Q3: The retrieval pattern among different queries. As mentioned in response to Q1, the retrieval patterns are highly consistent across different input queries, indicating they are primarily model-based and not query-specific.

Q4: The effectiveness of the compensation token. In Figure 7 of our main paper, we present ablation studies examining the impact of compensation tokens. Both experiments were conducted with identical KV cache allocations, and the inclusion of compensation tokens resulted in significant accuracy improvements. This evidence highlights the critical role of compensation tokens in mitigating information loss due to KV cache reduction. Exploring the combination of compensation tokens with other baseline algorithms is an exciting direction, and we plan to investigate this in future studies.

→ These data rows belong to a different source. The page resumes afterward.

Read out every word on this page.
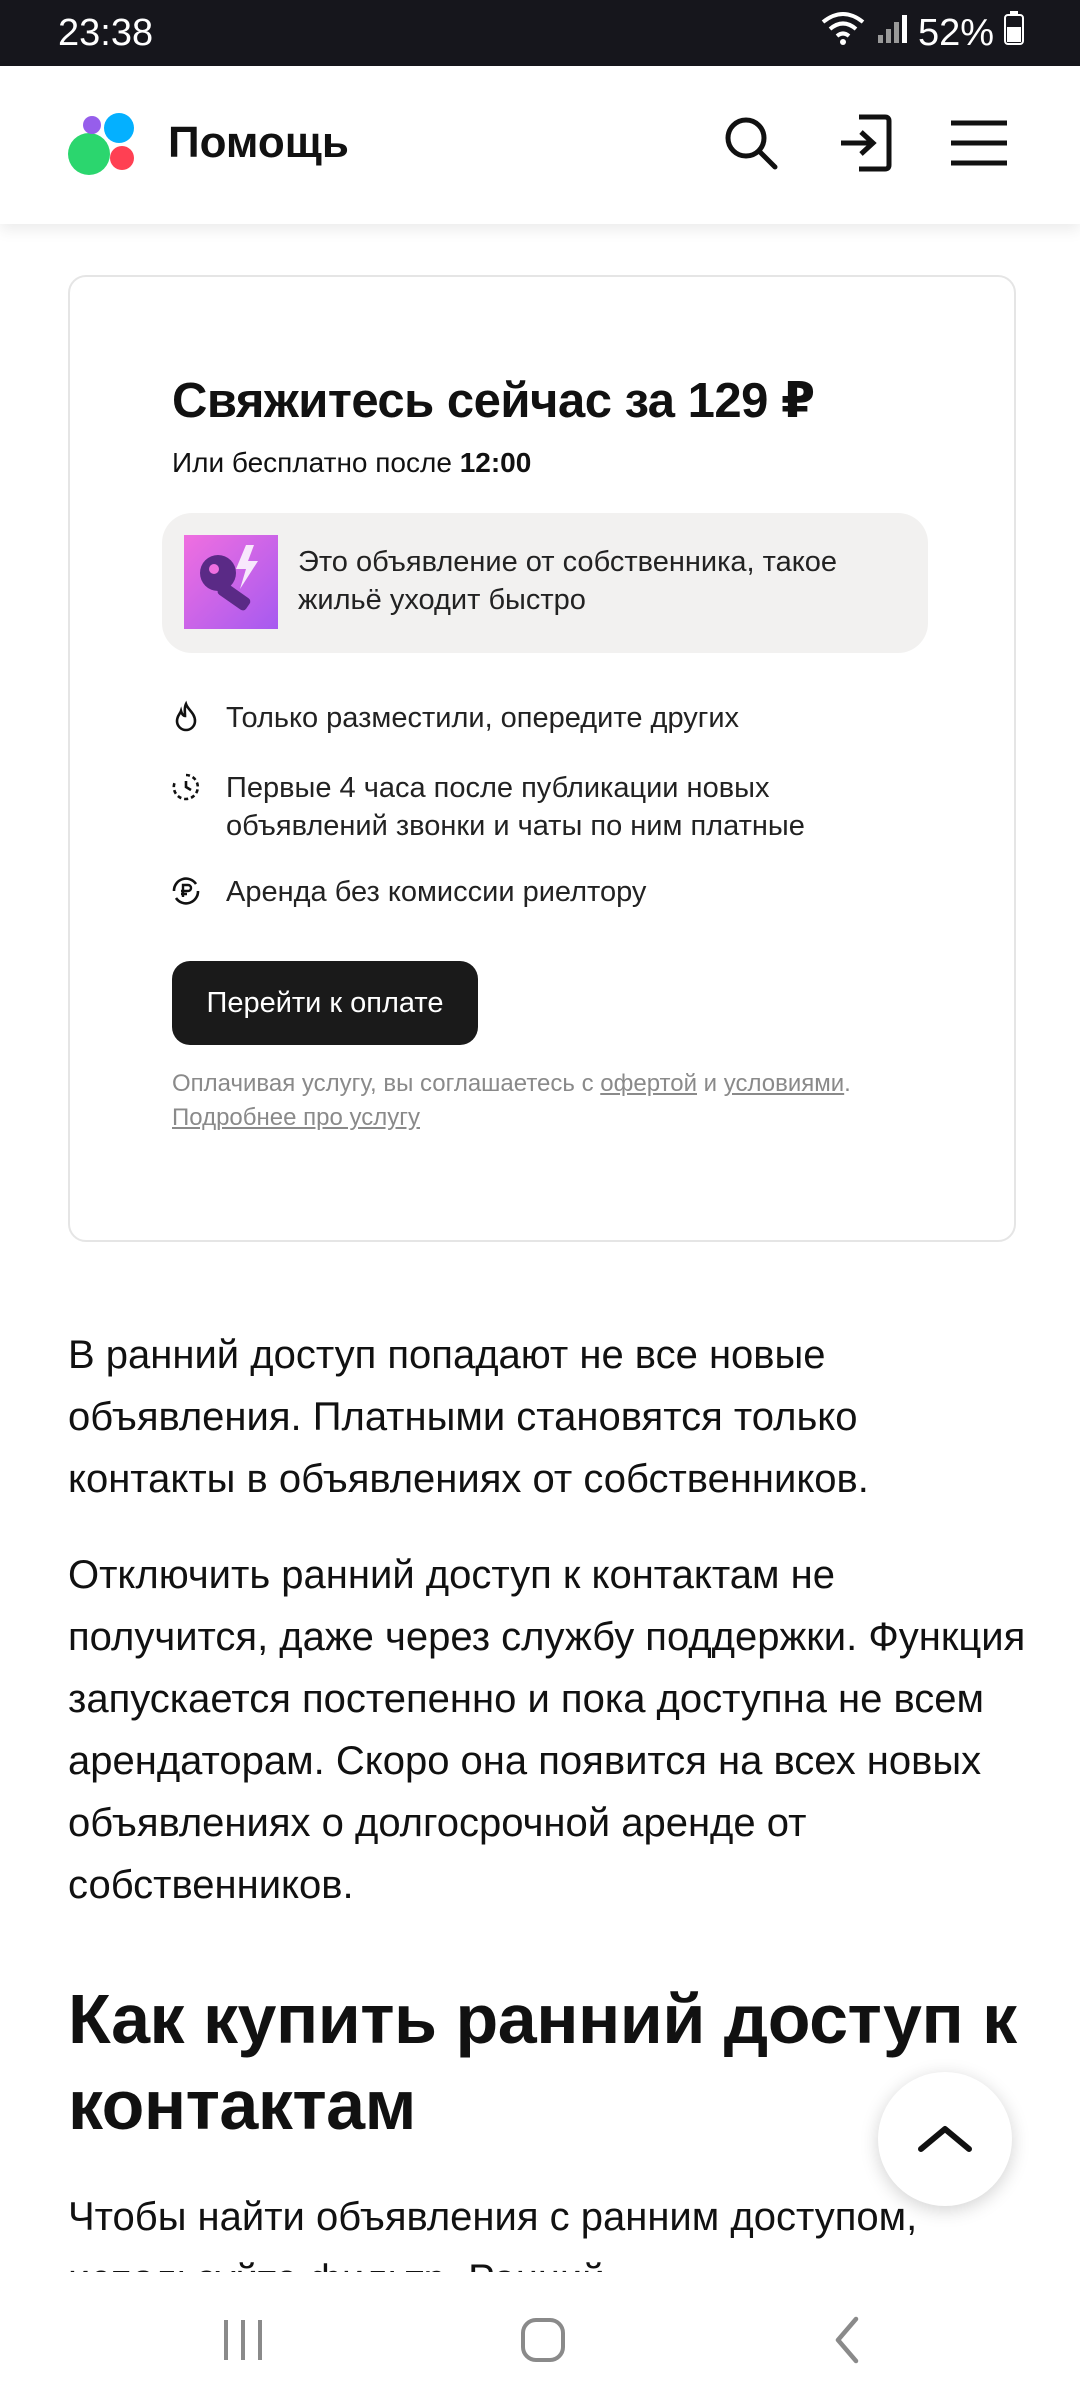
23:38	52%
Помощь
Свяжитесь сейчас за 129 ₽
Или бесплатно после 12:00
Это объявление от собственника, такое жильё уходит быстро
Только разместили, опередите других
Первые 4 часа после публикации новых объявлений звонки и чаты по ним платные
Аренда без комиссии риелтору
Перейти к оплате
Оплачивая услугу, вы соглашаетесь с офертой и условиями.
Подробнее про услугу
В ранний доступ попадают не все новые объявления. Платными становятся только контакты в объявлениях от собственников.
Отключить ранний доступ к контактам не получится, даже через службу поддержки. Функция запускается постепенно и пока доступна не всем арендаторам. Скоро она появится на всех новых объявлениях о долгосрочной аренде от собственников.
Как купить ранний доступ к контактам
Чтобы найти объявления с ранним доступом,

Q5: The KV cache budget for different algorithms. Table.2 outlines the KV cache compression setup for RazorAttention. For a fair comparison, the total compression ratio for each baseline was adjusted to match RazorAttention’s configuration, ensuring consistent evaluation across varying input lengths. However, as the input length increases, the absolute KV cache budget may differ proportionally due to RazorAttention’s dynamic compression strategy.

Molimolinaa commented 19 hours ago

ok

Molimolinaa commented 16 hours ago

retrieal_head with different input

Molimolinaa commented 16 hours ago

Thank you for pointing this out. The retrieval patterns remain highly consistent across different input queries, suggesting that they are indeed model-based rather than query-specific. In Figure.4 of our appendix, we illustrate the retrieval heads selected using various “Needle in a Haystack” queries, demonstrating that the selected heads are unchanged across different inputs.